The title character, in case you don’t recall, suffers from what flashback-tiny Dory adorably describes as “short-term remembery loss.” This obviously provides challenges for Dory, as she can’t remember names or faces, how to get home or what dangers lurk in the ocean. According to Darwin, she should be dead. According to her parents, Darwin can take a flying leap. They start figuring out ways that will allow Dory to function in the larger world, such as making up rhymes (“When we see the undertow/we say, ‘Don’t go!’ ”). One thing they don’t do is try to fix her. She doesn’t need to be fixed; this is how Dory is.
Parents raising children with special needs often get crap — sneers in the line at Target when a kid with SPD can’t handle the lights and the colors and the beep-beep-beeps, critiques from the grandma who insists that only parents who don’t know how to discipline their kids resort to medicine. Those people should be strapped to a chair “Clockwork Orange”-style and forced to watch “Finding Dory,” because it shows, clearer than anything I’ve ever seen, how important adaptive learning strategies are.
The systems and support that Dory’s parents provide are specific to Dory — not only are they unnecessary for most fish, they might not work for another fish with remembery loss. But the provisions don’t coddle her and they don’t hold her back; they are built for her so that she can succeed in a world that is most definitely not built for her. That’s important for Dory, of course, but they also benefit the world in which she lives, because now others get to know her. Dory is good and kind and funny, and if her parents hadn’t figured out a way to build her a path into the larger ocean, the ocean would be the worse for it.

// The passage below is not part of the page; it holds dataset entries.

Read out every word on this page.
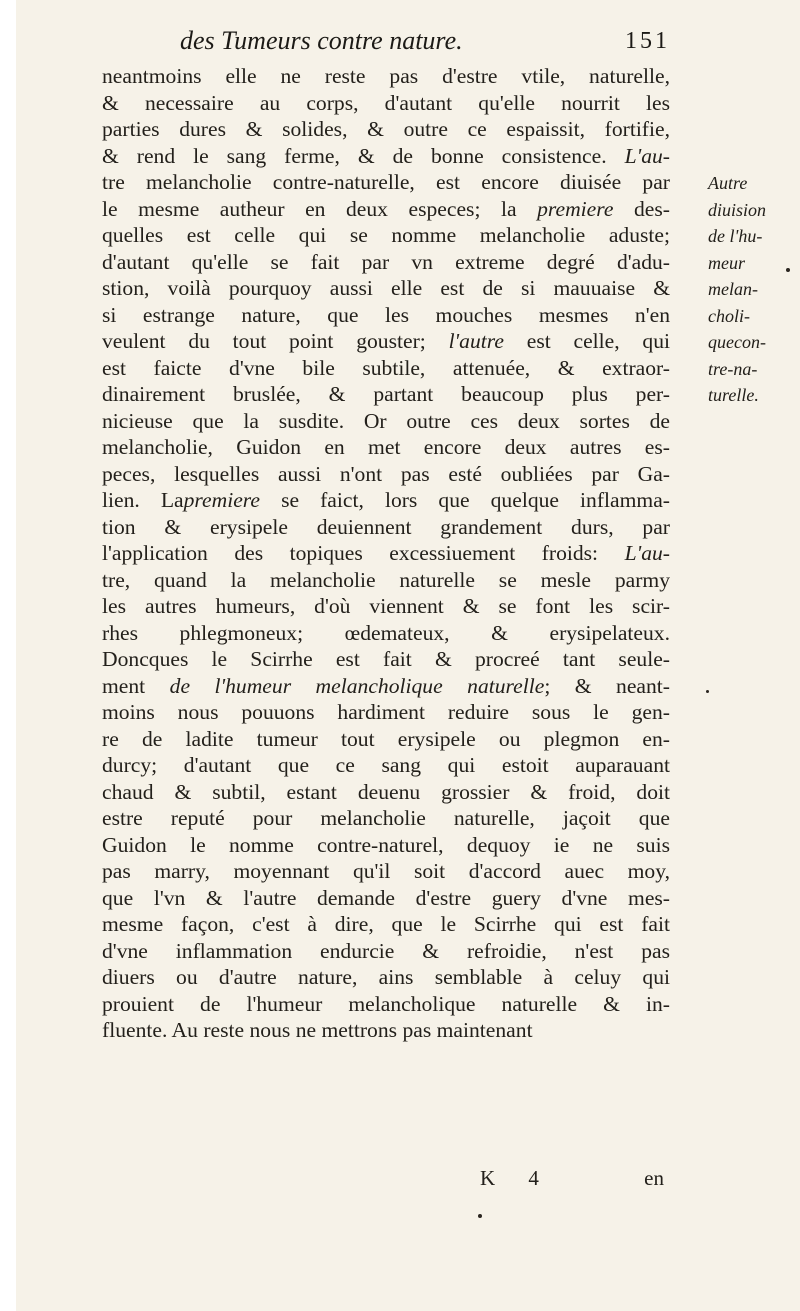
des Tumeurs contre nature.	151
neantmoins elle ne reste pas d'estre vtile, naturelle,
& necessaire au corps, d'autant qu'elle nourrit les
parties dures & solides, & outre ce espaissit, fortifie,
& rend le sang ferme, & de bonne consistence. L'au-
tre melancholie contre-naturelle, est encore diuisée par
le mesme autheur en deux especes; la premiere des-
quelles est celle qui se nomme melancholie aduste;
d'autant qu'elle se fait par vn extreme degré d'adu-
stion, voilà pourquoy aussi elle est de si mauuaise &
si estrange nature, que les mouches mesmes n'en
veulent du tout point gouster; l'autre est celle, qui
est faicte d'vne bile subtile, attenuée, & extraor-
dinairement bruslée, & partant beaucoup plus per-
nicieuse que la susdite. Or outre ces deux sortes de
melancholie, Guidon en met encore deux autres es-
peces, lesquelles aussi n'ont pas esté oubliées par Ga-
lien. Lapremiere se faict, lors que quelque inflamma-
tion & erysipele deuiennent grandement durs, par
l'application des topiques excessiuement froids: L'au-
tre, quand la melancholie naturelle se mesle parmy
les autres humeurs, d'où viennent & se font les scir-
rhes phlegmoneux; œdemateux, & erysipelateux.
Doncques le Scirrhe est fait & procreé tant seule-
ment de l'humeur melancholique naturelle; & neant-
moins nous pouuons hardiment reduire sous le gen-
re de ladite tumeur tout erysipele ou plegmon en-
durcy; d'autant que ce sang qui estoit auparauant
chaud & subtil, estant deuenu grossier & froid, doit
estre reputé pour melancholie naturelle, jaçoit que
Guidon le nomme contre-naturel, dequoy ie ne suis
pas marry, moyennant qu'il soit d'accord auec moy,
que l'vn & l'autre demande d'estre guery d'vne mes-
mesme façon, c'est à dire, que le Scirrhe qui est fait
d'vne inflammation endurcie & refroidie, n'est pas
diuers ou d'autre nature, ains semblable à celuy qui
prouient de l'humeur melancholique naturelle & in-
fluente. Au reste nous ne mettrons pas maintenant
Autre
diuision
de l'hu-
meur
melan-
choli-
quecon-
tre-na-
turelle.
K 4	en
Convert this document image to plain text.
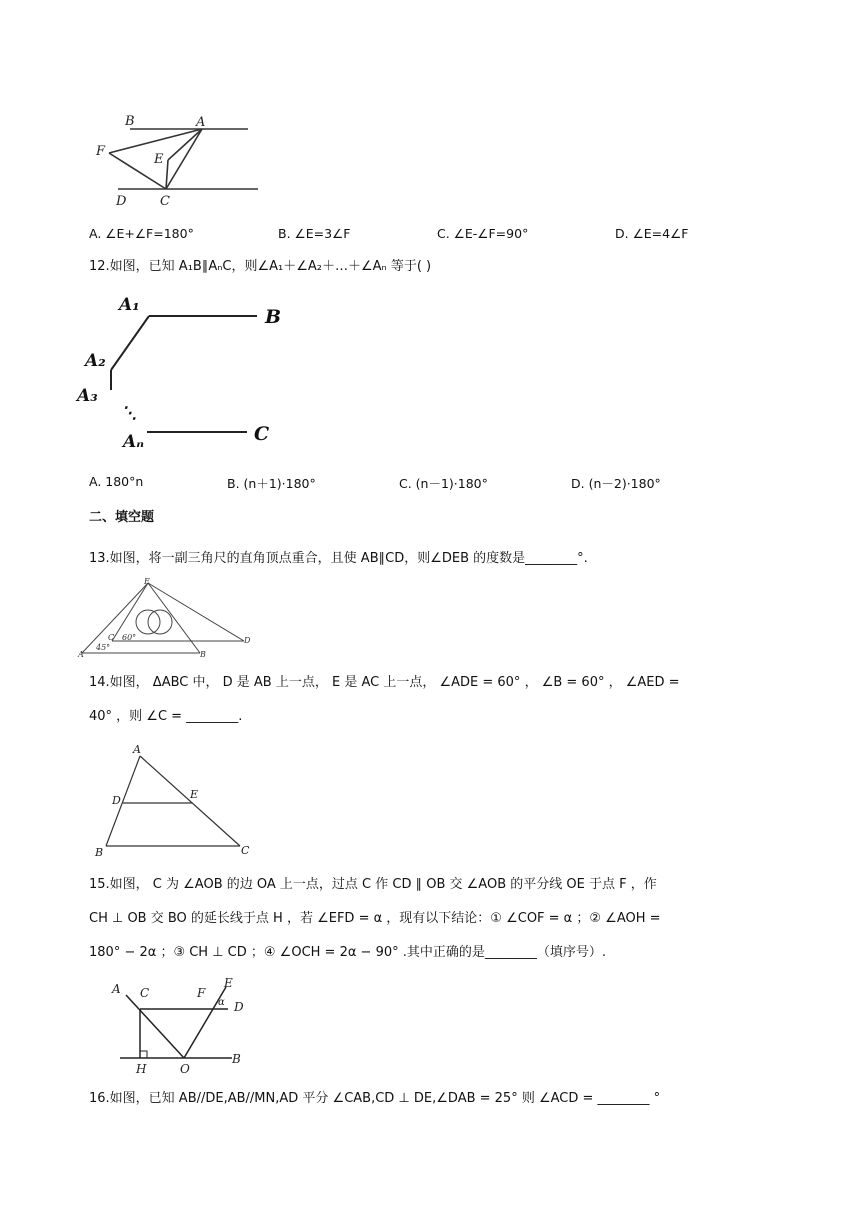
B	A
F
E
D	C
A. ∠E+∠F=180°	B. ∠E=3∠F	C. ∠E-∠F=90°	D. ∠E=4∠F
12.如图，已知 A₁B∥AₙC，则∠A₁＋∠A₂＋…＋∠Aₙ 等于( )
A₁
B
A₂
A₃
⋱
Aₙ	C
A. 180°n	B. (n＋1)·180°	C. (n－1)·180°	D. (n－2)·180°
二、填空题
13.如图，将一副三角尺的直角顶点重合，且使 AB∥CD，则∠DEB 的度数是________°.
E
A	B
C	D
45°
60°
14.如图， ΔABC 中， D 是 AB 上一点， E 是 AC 上一点， ∠ADE = 60° ， ∠B = 60° ， ∠AED =
40° ，则 ∠C = ________.
A
D	E
B	C
15.如图， C 为 ∠AOB 的边 OA 上一点，过点 C 作 CD ∥ OB 交 ∠AOB 的平分线 OE 于点 F ，作
CH ⊥ OB 交 BO 的延长线于点 H ，若 ∠EFD = α ，现有以下结论：① ∠COF = α ；② ∠AOH =
180° − 2α ；③ CH ⊥ CD ；④ ∠OCH = 2α − 90° .其中正确的是________（填序号）.
A C	F
E
α D
H	O
B
16.如图，已知 AB//DE,AB//MN,AD 平分 ∠CAB,CD ⊥ DE,∠DAB = 25° 则 ∠ACD = ________ °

Plenty of parents of kids with special needs won’t get to see “Finding Dory” in the theater; some kids can’t take the stimulation, and finding a sitter who understands how to make mac and cheese the right way, no, the RIGHT WAY, THE RIGHT WAY can be tough. To them I say: It’s OK. “Finding Dory” will come out for home viewing, and it’ll make you realize just how on the right path you are. Until then, just keep swimming.